Darryl DeAngelo Terrell (b. 1991 Detroit, Mi) is a BLK queer artist, digital curator, and writer, currently based in Detroit, Mi. A recent MFA graduate from the School of the Art Institute of Chicago where he studied Photography, under the supervision of Roberto Sifuentes, Ayanah Moore, and Xaviera Simmons. Darryl's work is centered around the philosophy of F.U.B.U. (The Shit Is For Us) He thinks about how his work can aid to a larger conversation about blackness, and it many intersectionalities. Their work explores the displacement of black and brown people, femme identity, and strength, the black family structure, sexuality, gender, safe spaces, and personal stories, all while keeping in mind the accessibility of art.
Darryl is a 2019 Kresge Arts In Detroit Visual Arts Fellow, 2018 Luminarts Fellow in Visual Arts, a 2017/18 Hatch Project Artist in Resident at Chicago Artist Coalition, 2017 Artist in Resident at ACRE, a semifinalist for the 2017 Edes Fellowship.

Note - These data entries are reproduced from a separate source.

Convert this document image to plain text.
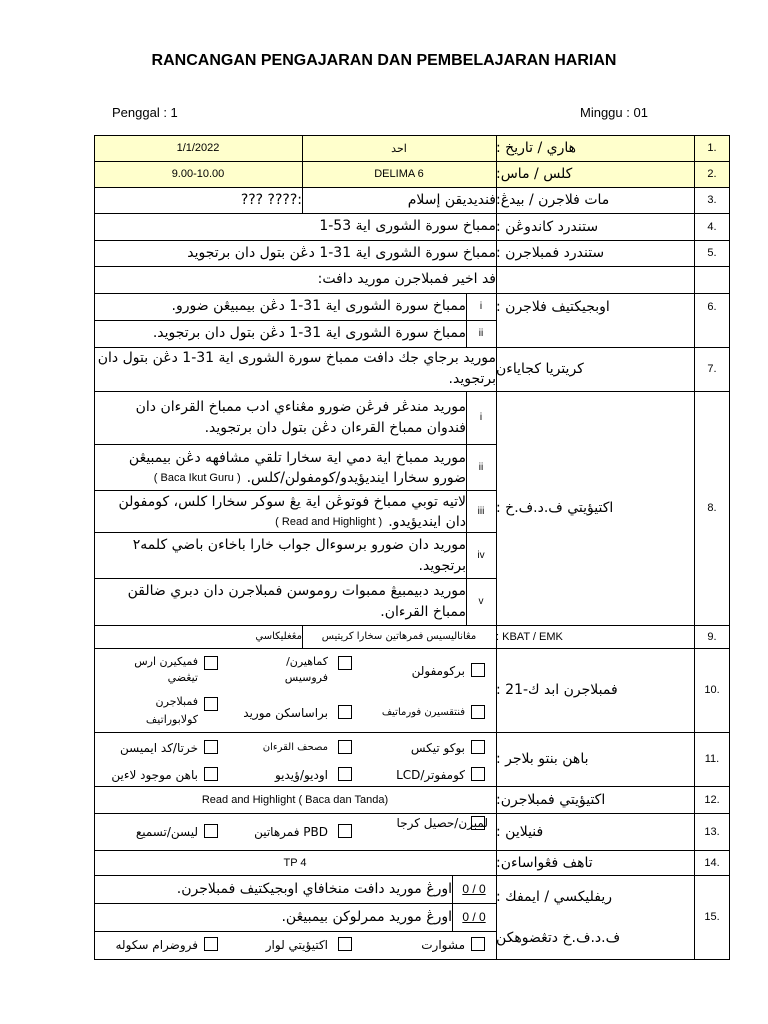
RANCANGAN PENGAJARAN DAN PEMBELAJARAN HARIAN
Penggal : 1	Minggu : 01
1.
هاري / تاريخ :
احد
1/1/2022
2.
كلس / ماس:
DELIMA 6
9.00-10.00
3.
مات فلاجرن / بيدڠ:
فنديديقن إسلام
:???? ???
4.
ستندرد كاندوڠن :
ممباخ سورة الشورى اية 53-1
5.
ستندرد فمبلاجرن :
ممباخ سورة الشورى اية 31-1 دڠن بتول دان برتجويد
6.
اوبجيكتيف فلاجرن :
فد اخير فمبلاجرن موريد دافت:
i
ممباخ سورة الشورى اية 31-1 دڠن بيمبيڠن ضورو.
ii
ممباخ سورة الشورى اية 31-1 دڠن بتول دان برتجويد.
7.
كريتريا كجاياءن
موريد برجاي جك دافت ممباخ سورة الشورى اية 31-1 دڠن بتول دان برتجويد.
8.
اكتيؤيتي ف.د.ف.خ :
i
موريد مندڠر فرڠن ضورو مڠناءي ادب ممباخ القرءان دان
فندوان ممباخ القرءان دڠن بتول دان برتجويد.
ii
موريد ممباخ اية دمي اية سخارا تلقي مشافهه دڠن بيمبيڠن
ضورو سخارا اينديؤيدو/كومفولن/كلس.
( Baca Ikut Guru )
iii
لاتيه توبي ممباخ فوتوڠن اية يڠ سوكر سخارا كلس، كومفولن
دان اينديؤيدو.
( Read and Highlight )
iv
موريد دان ضورو برسوءال جواب خارا باخاءن باضي كلمه٢
برتجويد.
v
موريد دبيمبيڠ ممبوات روموسن فمبلاجرن دان دبري ضالقن
ممباخ القرءان.
9.
KBAT / EMK :
مڠاناليسيس فمرهاتين سخارا كريتيس
مڠغليكاسي
10.
فمبلاجرن ابد ك-21 :
بركومفولن
كماهيرن/ فروسيس
فميكيرن ارس تيڠضي
فنتقسيرن فورماتيف
براساسكن موريد
فمبلاجرن كولابوراتيف
11.
باهن بنتو بلاجر :
بوكو تيكس
مصحف القرءان
خرتا/كد ايميسن
كومفوتر/LCD
اوديو/ؤيديو
باهن موجود لاءين
12.
اكتيؤيتي فمبلاجرن:
Read and Highlight ( Baca dan Tanda)
13.
فنيلاين :
لمبرن/حصيل كرجا
PBD فمرهاتين
ليسن/تسميع
14.
تاهف فڠواساءن:
TP 4
15.
ريفليكسي / ايمفك :
ف.د.ف.خ دتڠضوهكن
0 / 0
اورڠ موريد دافت منخافاي اوبجيكتيف فمبلاجرن.
0 / 0
اورڠ موريد ممرلوكن بيمبيڠن.
مشوارت
اكتيؤيتي لوار
فروضرام سكوله
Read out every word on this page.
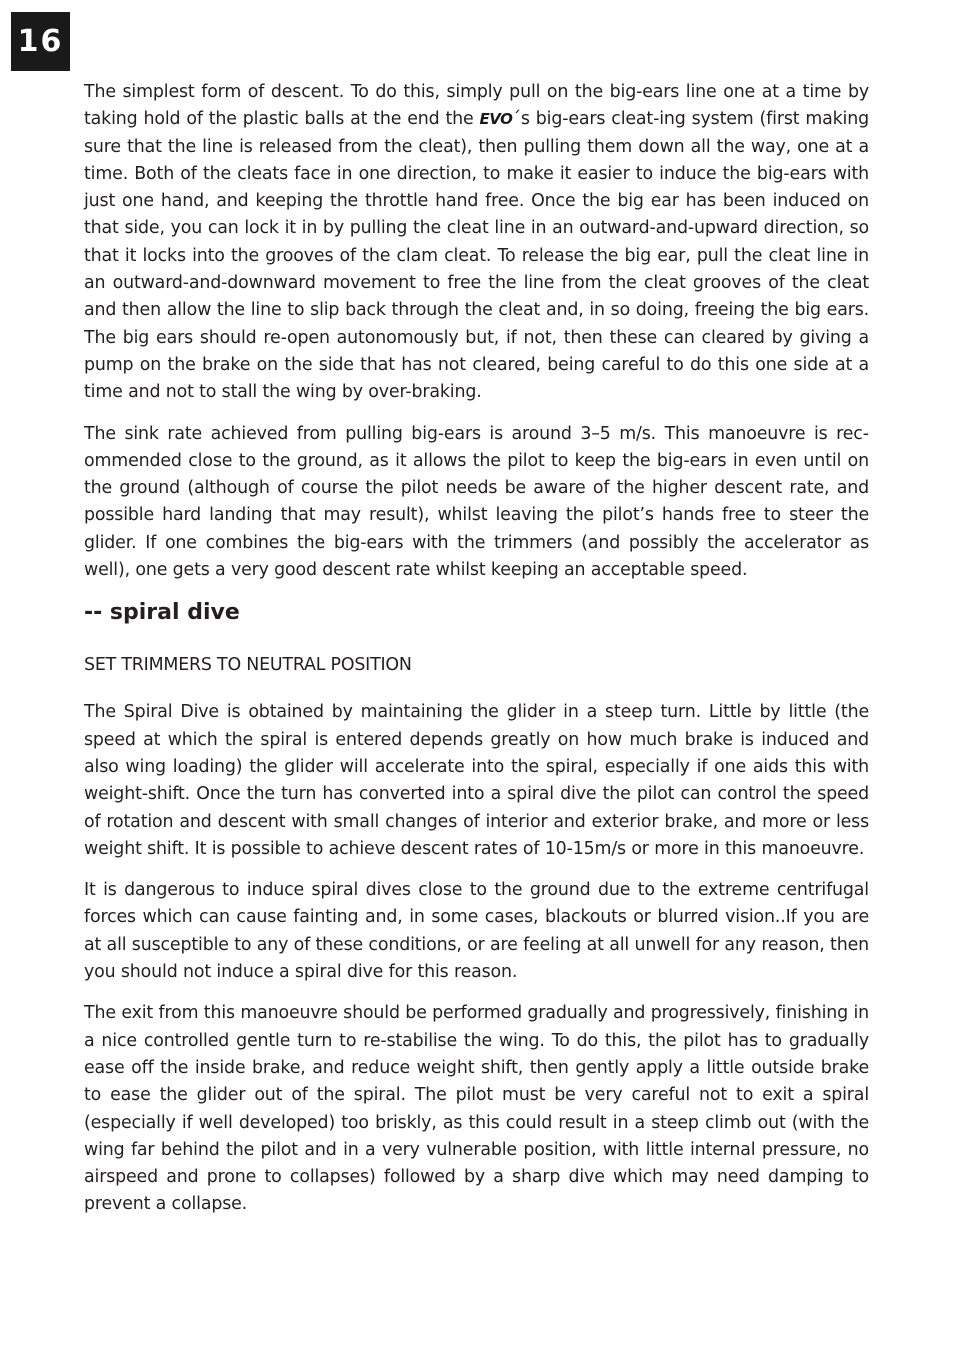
16

The simplest form of descent. To do this, simply pull on the big-ears line one at a time by taking hold of the plastic balls at the end the EVO´s big-ears cleat-ing system (first making sure that the line is released from the cleat), then pulling them down all the way, one at a time. Both of the cleats face in one direction, to make it easier to induce the big-ears with just one hand, and keeping the throttle hand free. Once the big ear has been induced on that side, you can lock it in by pulling the cleat line in an outward-and-upward direction, so that it locks into the grooves of the clam cleat. To release the big ear, pull the cleat line in an outward-and-downward movement to free the line from the cleat grooves of the cleat and then allow the line to slip back through the cleat and, in so doing, freeing the big ears. The big ears should re-open autonomously but, if not, then these can cleared by giving a pump on the brake on the side that has not cleared, being careful to do this one side at a time and not to stall the wing by over-braking.

The sink rate achieved from pulling big-ears is around 3–5 m/s. This manoeuvre is recommended close to the ground, as it allows the pilot to keep the big-ears in even until on the ground (although of course the pilot needs be aware of the higher descent rate, and possible hard landing that may result), whilst leaving the pilot’s hands free to steer the glider. If one combines the big-ears with the trimmers (and possibly the accelerator as well), one gets a very good descent rate whilst keeping an acceptable speed.

-- spiral dive
SET TRIMMERS TO NEUTRAL POSITION

The Spiral Dive is obtained by maintaining the glider in a steep turn. Little by little (the speed at which the spiral is entered depends greatly on how much brake is induced and also wing loading) the glider will accelerate into the spiral, especially if one aids this with weight-shift. Once the turn has converted into a spiral dive the pilot can control the speed of rotation and descent with small changes of interior and exterior brake, and more or less weight shift. It is possible to achieve descent rates of 10-15m/s or more in this manoeuvre.

It is dangerous to induce spiral dives close to the ground due to the extreme centrifugal forces which can cause fainting and, in some cases, blackouts or blurred vision..If you are at all susceptible to any of these conditions, or are feeling at all unwell for any reason, then you should not induce a spiral dive for this reason.

The exit from this manoeuvre should be performed gradually and progressively, finishing in a nice controlled gentle turn to re-stabilise the wing. To do this, the pilot has to gradually ease off the inside brake, and reduce weight shift, then gently apply a little outside brake to ease the glider out of the spiral. The pilot must be very careful not to exit a spiral (especially if well developed) too briskly, as this could result in a steep climb out (with the wing far behind the pilot and in a very vulnerable position, with little internal pressure, no airspeed and prone to collapses) followed by a sharp dive which may need damping to prevent a collapse.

Darryl has also shown at The Museum of Contemporary African Diasporan Arts, Brooklyn, NYC YC, the Museum of Science and Industry in Chicago, Il, Xpace Cultural Centre, Toronto, Ontario, Canada, the Hunter Museum of American Art in Chattanooga, TN, Scottsdale Museum of Contemporary Art in Scottsdale, AZ and The John F. Kennedy Center for the Performing Arts in Washington DC.

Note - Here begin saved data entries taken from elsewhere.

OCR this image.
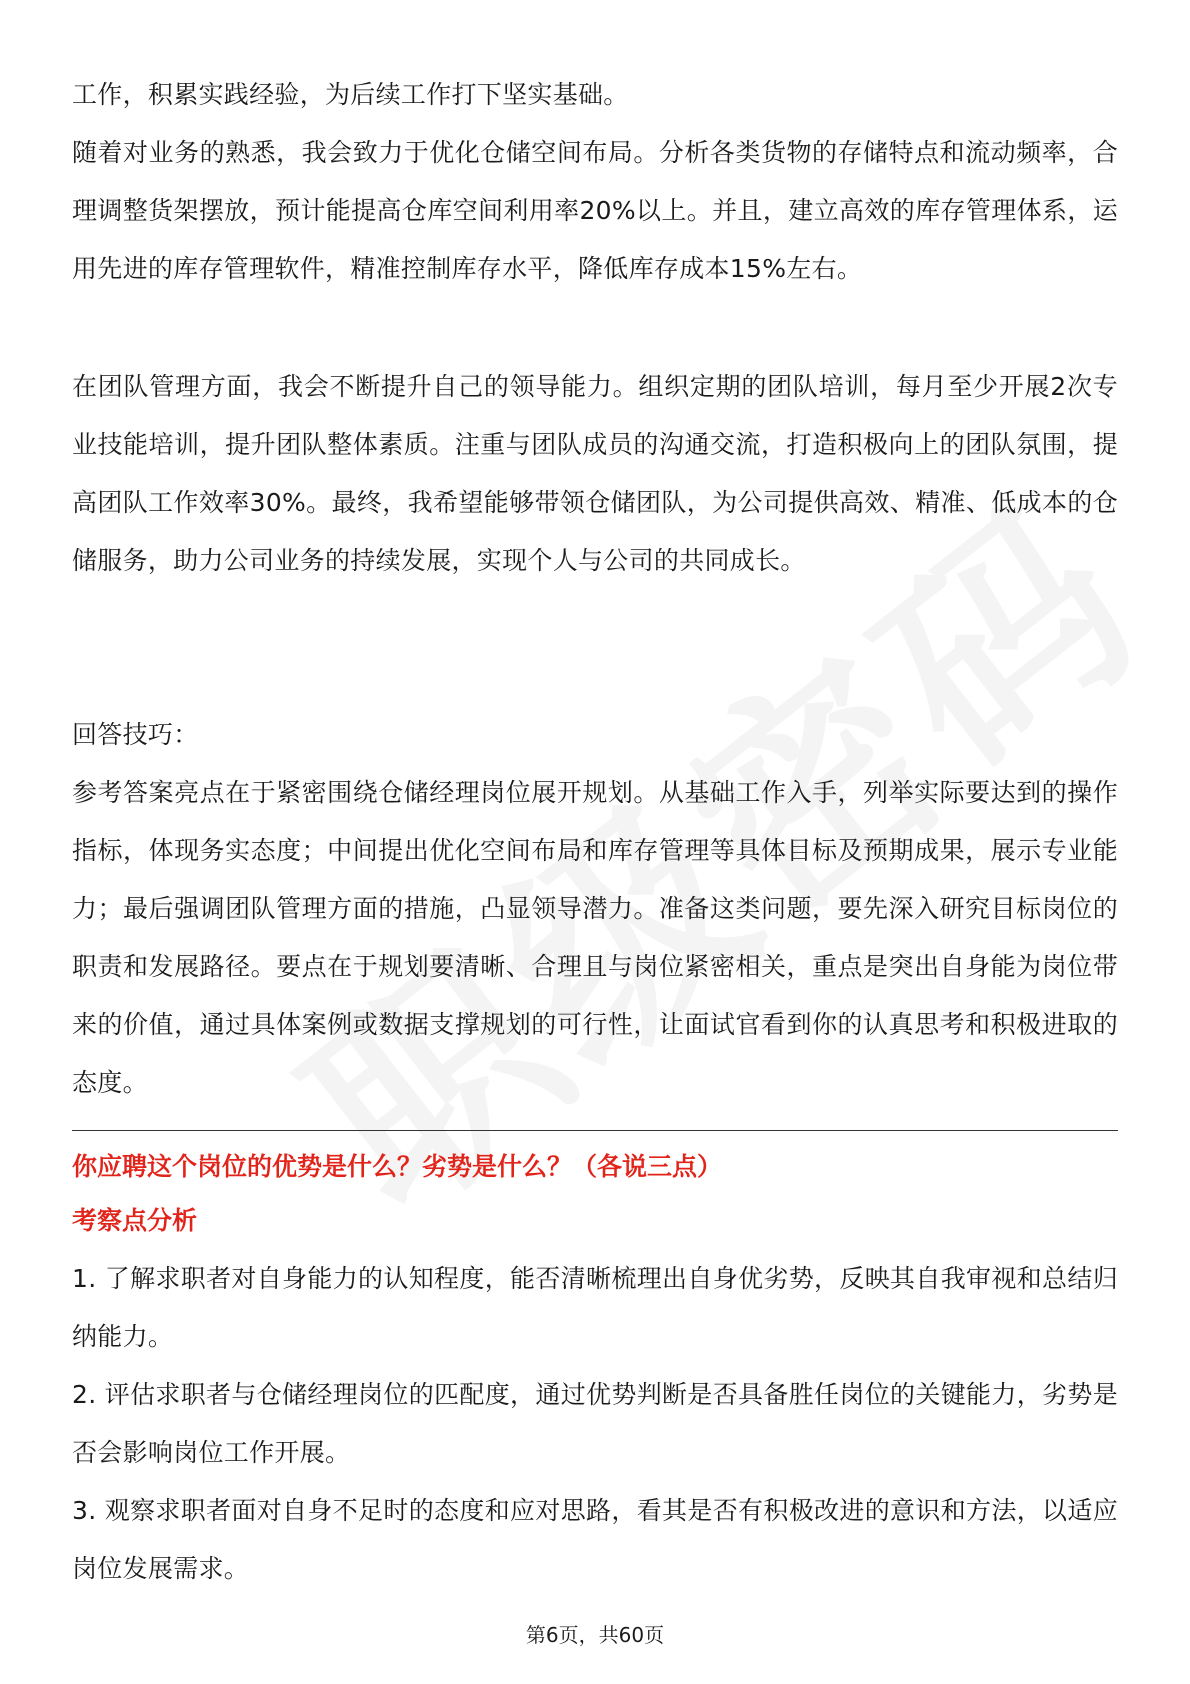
工作，积累实践经验，为后续工作打下坚实基础。

随着对业务的熟悉，我会致力于优化仓储空间布局。分析各类货物的存储特点和流动频率，合理调整货架摆放，预计能提高仓库空间利用率20%以上。并且，建立高效的库存管理体系，运用先进的库存管理软件，精准控制库存水平，降低库存成本15%左右。

在团队管理方面，我会不断提升自己的领导能力。组织定期的团队培训，每月至少开展2次专业技能培训，提升团队整体素质。注重与团队成员的沟通交流，打造积极向上的团队氛围，提高团队工作效率30%。最终，我希望能够带领仓储团队，为公司提供高效、精准、低成本的仓储服务，助力公司业务的持续发展，实现个人与公司的共同成长。

回答技巧：

参考答案亮点在于紧密围绕仓储经理岗位展开规划。从基础工作入手，列举实际要达到的操作指标，体现务实态度；中间提出优化空间布局和库存管理等具体目标及预期成果，展示专业能力；最后强调团队管理方面的措施，凸显领导潜力。准备这类问题，要先深入研究目标岗位的职责和发展路径。要点在于规划要清晰、合理且与岗位紧密相关，重点是突出自身能为岗位带来的价值，通过具体案例或数据支撑规划的可行性，让面试官看到你的认真思考和积极进取的态度。

你应聘这个岗位的优势是什么？劣势是什么？（各说三点）

考察点分析

1. 了解求职者对自身能力的认知程度，能否清晰梳理出自身优劣势，反映其自我审视和总结归纳能力。

2. 评估求职者与仓储经理岗位的匹配度，通过优势判断是否具备胜任岗位的关键能力，劣势是否会影响岗位工作开展。

3. 观察求职者面对自身不足时的态度和应对思路，看其是否有积极改进的意识和方法，以适应岗位发展需求。

第6页，共60页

I'd like to think that my practice encourages conversation, conversations that are so often looked over. I make work that puts blackness in the forefront making way for us to feel seen and included in not only the thought process but also in the contemporary conversation, and not as an afterthought. I explore the different identities that are apart of the shared lived black experience across the diaspora.
In my practice, I work across personal narratives, gender, and sexual identities and performance, the idea of American blackness, ideas of safe space, black leisure, and fictional storytelling. I use my obsessions with music, poetry, social media, pop culture and black people as a humorous influence on me and my practice giving me a perspective that isn't completely mine but of a collective black mind. My practice consists of lens-based media (i.e photography and video), performance, text-based media, Djing, social engagement, writing, and storytelling
I look to artists such as Xaviera Simmons, Danez Smith, Carrie Mae Weems, Lyle Ashton Harris, Kerry James Marshell, Rashid Johnson, Glenn Ligon, and the ALL the Black Femme Identifying people in my life.